Opening Day gave everyone a sense of déjà vu with the same puzzling managerial decisions. Perhaps the most perplexing example was when Martinez left Scherzer to hit for himself in the seventh inning of a one-run game, rather than letting Matt Adams pinch-hit.
Martinez said after the game that it was to try and get his ace a win in his column, making it slightly less likely of a win in the team’s column. He has a tough task in winning over some portions of Nats fans, and he definitely didn’t help himself in this series.
Rosenthal’s command nowhere to be seen
After a rocky spring, the Nationals were hoping that their shiny new setup man, Trevor Rosenthal, could help form a strong bridge to closer Sean Doolittle. Unfortunately, his first series at a Nat couldn’t have gone much worse.
On Saturday, he allowed four earned runs on three hits and a walk, saddling him with the loss as the Mets put the game out of reach. Then on Sunday, he threw just one pitch to Amed Rosario who singled up the middle as the visitors mounted their comeback.

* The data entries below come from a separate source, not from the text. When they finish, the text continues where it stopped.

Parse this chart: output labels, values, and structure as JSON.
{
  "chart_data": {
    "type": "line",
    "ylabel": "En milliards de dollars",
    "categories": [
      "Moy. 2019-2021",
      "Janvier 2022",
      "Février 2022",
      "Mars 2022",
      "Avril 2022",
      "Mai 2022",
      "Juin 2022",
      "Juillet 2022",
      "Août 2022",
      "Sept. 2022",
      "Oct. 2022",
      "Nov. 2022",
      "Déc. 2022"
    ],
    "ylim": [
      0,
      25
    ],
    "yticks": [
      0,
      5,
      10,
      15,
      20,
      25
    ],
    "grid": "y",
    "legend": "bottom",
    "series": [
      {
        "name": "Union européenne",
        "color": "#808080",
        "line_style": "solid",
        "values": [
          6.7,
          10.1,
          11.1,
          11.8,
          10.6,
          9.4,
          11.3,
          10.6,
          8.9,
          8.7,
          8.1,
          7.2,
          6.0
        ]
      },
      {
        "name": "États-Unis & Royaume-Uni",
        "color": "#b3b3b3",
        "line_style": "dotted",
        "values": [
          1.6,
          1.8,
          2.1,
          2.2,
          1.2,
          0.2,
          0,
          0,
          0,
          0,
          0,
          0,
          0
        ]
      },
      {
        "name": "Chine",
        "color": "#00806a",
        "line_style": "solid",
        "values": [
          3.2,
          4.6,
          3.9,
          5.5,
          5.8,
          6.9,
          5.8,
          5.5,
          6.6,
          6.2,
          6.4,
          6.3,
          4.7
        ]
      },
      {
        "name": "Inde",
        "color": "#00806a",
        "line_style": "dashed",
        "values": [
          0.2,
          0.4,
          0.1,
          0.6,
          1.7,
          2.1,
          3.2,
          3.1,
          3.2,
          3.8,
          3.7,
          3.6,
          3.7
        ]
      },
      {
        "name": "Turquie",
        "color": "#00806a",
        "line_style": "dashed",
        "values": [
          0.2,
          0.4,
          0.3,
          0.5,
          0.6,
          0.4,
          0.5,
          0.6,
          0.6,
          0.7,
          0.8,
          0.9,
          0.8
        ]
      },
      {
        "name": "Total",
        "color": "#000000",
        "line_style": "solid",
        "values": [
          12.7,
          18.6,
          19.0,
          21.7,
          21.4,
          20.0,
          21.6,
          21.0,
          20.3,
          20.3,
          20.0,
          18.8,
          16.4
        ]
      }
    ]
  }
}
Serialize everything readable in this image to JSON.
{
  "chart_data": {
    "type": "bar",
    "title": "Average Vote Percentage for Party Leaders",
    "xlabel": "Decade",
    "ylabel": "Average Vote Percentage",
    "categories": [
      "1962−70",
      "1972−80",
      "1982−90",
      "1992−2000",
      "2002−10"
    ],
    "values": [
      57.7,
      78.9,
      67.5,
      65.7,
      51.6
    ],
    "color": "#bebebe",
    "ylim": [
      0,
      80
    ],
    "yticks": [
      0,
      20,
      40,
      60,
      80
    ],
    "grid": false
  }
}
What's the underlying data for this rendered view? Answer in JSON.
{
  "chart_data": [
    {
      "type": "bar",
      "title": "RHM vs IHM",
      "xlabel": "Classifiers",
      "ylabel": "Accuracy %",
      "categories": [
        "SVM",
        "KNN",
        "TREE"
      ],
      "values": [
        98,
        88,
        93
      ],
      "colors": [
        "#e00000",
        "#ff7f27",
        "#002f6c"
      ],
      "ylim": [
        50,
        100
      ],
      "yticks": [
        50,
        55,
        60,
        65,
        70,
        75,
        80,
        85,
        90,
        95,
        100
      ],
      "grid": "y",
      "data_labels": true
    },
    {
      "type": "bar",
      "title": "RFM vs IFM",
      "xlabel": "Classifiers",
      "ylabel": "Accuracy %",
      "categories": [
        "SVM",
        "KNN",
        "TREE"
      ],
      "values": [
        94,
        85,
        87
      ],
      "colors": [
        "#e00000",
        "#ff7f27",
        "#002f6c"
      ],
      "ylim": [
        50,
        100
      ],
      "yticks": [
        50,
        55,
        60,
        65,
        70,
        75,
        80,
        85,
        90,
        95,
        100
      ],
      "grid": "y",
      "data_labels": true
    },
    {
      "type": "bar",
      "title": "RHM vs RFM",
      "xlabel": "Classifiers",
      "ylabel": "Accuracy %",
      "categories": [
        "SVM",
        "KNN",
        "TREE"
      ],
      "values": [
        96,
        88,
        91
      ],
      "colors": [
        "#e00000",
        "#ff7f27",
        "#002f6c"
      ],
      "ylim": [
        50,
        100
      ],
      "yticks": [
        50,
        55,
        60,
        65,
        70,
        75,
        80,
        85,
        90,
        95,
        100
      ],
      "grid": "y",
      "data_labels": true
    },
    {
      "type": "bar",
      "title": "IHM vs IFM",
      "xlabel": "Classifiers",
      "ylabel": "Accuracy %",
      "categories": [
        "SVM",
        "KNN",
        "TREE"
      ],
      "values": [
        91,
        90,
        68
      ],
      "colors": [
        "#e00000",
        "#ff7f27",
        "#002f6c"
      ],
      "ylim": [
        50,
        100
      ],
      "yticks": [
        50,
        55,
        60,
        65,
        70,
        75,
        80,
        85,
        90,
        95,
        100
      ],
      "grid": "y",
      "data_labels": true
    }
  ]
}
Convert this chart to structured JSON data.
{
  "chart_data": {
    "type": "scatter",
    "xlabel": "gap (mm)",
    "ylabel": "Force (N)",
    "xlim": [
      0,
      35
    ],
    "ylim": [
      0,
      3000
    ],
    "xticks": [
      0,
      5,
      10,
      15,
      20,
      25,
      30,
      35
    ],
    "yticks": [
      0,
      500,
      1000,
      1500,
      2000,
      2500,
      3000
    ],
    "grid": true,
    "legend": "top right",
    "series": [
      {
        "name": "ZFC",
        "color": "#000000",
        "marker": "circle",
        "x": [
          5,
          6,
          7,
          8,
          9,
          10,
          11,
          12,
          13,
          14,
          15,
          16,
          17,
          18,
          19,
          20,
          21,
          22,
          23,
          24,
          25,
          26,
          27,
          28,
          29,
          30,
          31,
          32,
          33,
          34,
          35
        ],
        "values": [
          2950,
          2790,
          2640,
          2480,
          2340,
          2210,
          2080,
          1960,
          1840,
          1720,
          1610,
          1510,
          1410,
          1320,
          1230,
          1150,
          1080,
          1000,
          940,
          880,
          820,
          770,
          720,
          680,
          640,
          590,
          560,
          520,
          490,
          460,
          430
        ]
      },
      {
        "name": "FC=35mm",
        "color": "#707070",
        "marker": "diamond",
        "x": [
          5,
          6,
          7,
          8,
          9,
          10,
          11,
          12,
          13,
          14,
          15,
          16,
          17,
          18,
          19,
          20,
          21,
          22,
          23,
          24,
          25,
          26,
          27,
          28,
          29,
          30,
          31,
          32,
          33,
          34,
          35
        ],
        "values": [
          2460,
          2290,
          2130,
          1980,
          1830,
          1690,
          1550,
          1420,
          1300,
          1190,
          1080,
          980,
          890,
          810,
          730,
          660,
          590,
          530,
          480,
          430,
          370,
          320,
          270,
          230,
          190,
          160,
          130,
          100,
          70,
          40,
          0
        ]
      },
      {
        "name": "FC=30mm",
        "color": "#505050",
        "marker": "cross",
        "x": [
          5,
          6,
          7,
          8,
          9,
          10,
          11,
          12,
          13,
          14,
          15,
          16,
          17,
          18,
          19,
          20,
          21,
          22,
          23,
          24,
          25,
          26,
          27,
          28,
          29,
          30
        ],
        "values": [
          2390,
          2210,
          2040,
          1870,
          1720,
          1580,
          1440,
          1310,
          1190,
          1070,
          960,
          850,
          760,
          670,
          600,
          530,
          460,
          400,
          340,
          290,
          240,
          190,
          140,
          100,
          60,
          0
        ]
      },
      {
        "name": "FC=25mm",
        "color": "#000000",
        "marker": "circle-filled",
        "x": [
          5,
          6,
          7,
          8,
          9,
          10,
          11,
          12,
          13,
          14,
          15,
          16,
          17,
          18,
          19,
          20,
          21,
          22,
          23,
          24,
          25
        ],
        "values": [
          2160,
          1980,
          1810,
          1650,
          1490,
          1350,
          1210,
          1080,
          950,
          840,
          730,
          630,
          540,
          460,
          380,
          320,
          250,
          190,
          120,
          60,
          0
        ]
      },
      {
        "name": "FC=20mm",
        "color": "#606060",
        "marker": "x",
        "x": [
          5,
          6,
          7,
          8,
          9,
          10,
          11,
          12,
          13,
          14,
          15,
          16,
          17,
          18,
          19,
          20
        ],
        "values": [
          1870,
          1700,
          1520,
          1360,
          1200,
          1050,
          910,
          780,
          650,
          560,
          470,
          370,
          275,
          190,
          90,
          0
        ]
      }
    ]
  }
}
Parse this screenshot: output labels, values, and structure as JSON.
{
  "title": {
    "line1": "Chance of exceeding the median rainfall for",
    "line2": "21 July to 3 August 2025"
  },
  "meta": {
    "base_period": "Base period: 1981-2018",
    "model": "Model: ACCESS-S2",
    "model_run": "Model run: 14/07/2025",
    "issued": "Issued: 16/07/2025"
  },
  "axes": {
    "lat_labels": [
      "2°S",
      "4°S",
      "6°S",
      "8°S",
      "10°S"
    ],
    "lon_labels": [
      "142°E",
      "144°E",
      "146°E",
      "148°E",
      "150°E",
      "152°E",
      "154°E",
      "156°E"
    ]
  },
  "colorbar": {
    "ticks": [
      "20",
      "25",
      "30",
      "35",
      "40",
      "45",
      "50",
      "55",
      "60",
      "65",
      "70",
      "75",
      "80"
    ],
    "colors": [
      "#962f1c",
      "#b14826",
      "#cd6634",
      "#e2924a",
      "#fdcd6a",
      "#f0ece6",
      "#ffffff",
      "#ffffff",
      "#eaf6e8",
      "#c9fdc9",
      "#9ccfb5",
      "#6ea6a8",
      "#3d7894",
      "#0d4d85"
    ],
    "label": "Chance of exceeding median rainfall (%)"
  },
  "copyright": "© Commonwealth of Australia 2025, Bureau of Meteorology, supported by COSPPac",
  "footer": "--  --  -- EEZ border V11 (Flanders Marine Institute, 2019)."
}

He wasn’t the only bullpen member to struggle during the series, but his poor performance was definitely the most troubling.
The velocity isn’t the issue, as his fastball has averaged north of 98mph, while also touching triple digits. But in the two games, Rosenthal has only thrown 9 of the 19 pitches for strikes and been behind in the count to three of the five hitters he’s faced.
His command was also a big issue down in West Palm Beach when he walked more batters than he struck out. Right now, it will be tough to rely on Rosenthal in high-leverage spots until he proves that he can consistently pound the strike zone.
Next up: Next for the Nationals is a two-game set against the Philadelphia Phillies, and some guy named Bryce Harper. Max Scherzer and Anibal Sanchez are set to go for the hosts against Zach Eflin and Aaron Nola for the visitors.